Salaires PME TPE frileuses à augmenter en 2024

Pouvoir d’achat : pour quelles raisons les PME et TPE sont-elles frileuses à l’idée d’augmenter les salaires en 2024 ?
          Avec un début d’année difficile, les petites, les moyennes et les très petites entreprises seront moins nombreuses à augmenter les salaires de leurs employés dans les prochains mois.

En raison des difficultés économiques rencontrées en ce début d’année, il est prévu que moins de petites, moyennes et très petites entreprises décident d’augmenter les salaires de leurs salariés dans les mois à venir.

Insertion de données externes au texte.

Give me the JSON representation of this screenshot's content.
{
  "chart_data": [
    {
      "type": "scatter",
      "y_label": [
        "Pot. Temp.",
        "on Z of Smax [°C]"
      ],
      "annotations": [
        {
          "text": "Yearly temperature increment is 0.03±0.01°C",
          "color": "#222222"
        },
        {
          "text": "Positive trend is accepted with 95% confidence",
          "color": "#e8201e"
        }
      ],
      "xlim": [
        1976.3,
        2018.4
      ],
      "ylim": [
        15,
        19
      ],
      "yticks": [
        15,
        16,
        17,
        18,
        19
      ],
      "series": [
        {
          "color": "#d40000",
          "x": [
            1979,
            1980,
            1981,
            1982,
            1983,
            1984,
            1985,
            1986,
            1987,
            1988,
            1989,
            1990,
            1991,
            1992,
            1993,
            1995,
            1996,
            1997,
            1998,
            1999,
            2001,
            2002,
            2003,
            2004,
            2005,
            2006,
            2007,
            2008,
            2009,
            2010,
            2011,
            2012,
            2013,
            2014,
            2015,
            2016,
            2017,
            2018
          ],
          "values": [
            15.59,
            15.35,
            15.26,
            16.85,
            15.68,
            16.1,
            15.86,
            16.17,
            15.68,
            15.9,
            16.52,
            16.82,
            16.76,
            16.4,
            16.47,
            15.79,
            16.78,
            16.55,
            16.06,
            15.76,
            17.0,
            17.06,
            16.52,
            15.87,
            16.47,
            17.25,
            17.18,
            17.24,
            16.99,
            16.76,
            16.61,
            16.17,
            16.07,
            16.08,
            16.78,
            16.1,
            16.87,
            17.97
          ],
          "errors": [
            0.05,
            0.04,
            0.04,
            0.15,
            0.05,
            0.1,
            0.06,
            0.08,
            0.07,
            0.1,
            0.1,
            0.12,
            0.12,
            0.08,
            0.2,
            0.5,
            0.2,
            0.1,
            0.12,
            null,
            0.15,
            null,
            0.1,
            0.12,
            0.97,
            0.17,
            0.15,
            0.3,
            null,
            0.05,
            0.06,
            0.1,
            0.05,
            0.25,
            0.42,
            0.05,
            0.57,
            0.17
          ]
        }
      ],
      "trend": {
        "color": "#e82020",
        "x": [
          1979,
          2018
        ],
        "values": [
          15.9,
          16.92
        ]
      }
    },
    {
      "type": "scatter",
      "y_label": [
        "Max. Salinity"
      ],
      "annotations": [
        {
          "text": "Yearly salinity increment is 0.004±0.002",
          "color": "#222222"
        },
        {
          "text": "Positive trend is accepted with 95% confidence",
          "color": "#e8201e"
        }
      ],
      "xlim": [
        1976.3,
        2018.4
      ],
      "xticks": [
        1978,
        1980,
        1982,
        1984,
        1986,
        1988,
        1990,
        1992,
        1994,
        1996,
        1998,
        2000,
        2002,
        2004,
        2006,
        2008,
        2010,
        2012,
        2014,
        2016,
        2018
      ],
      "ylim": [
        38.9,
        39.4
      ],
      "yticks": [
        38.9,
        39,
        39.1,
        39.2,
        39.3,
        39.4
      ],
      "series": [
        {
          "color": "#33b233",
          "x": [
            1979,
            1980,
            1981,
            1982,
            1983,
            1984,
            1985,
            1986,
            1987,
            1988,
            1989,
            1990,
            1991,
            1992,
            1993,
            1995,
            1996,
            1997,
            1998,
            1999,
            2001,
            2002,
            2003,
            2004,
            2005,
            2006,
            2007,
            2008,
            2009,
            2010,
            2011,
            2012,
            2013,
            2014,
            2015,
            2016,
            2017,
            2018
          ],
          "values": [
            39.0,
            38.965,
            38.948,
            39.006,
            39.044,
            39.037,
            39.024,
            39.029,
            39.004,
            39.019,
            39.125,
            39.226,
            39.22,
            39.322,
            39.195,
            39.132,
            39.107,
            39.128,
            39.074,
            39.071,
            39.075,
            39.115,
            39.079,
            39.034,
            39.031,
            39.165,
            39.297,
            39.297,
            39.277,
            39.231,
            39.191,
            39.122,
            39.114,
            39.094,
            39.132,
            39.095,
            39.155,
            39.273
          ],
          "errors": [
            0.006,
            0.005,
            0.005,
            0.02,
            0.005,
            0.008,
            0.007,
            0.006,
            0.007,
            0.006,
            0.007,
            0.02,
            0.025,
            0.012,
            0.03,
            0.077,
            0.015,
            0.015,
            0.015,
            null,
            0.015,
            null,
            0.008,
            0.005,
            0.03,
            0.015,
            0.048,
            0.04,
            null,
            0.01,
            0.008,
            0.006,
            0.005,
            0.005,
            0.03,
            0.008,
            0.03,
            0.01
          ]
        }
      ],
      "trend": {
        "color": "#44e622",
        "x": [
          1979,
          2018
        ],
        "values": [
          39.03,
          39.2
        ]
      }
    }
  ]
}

Les dirigeants de PME et TPE moins enclins à augmenter les salaires en 2024

Moins de deux tiers des petites et moyennes entreprises (PME) et des très petites entreprises (TPE) envisagent d’augmenter les salaires de leurs employés cette année. En effet, 64% des dirigeants interrogés ont l’intention de le faire, contre 72% à la même période en 2023. Si des augmentations de salaires sont prévues, elles devraient en moyenne atteindre 2,6%. Ces données proviennent du baromètre trimestriel publié par Bpifrance Le Lab et l’institut de conjoncture Rexecode.

Les PME sont confrontées à diverses difficultés. La demande n’est pas au rendez-vous, ce qui entraîne une stagnation de la production. Bien que les trésoreries ne soient pas en mauvaise posture – elles ont même légèrement progressé selon l’enquête – les petits chefs d’entreprise restent prudents face à une conjoncture incertaine. De plus, près de la moitié des PME et TPE en France subissent l’impact des hausses automatiques du salaire minimum, qui tient compte de l’inflation.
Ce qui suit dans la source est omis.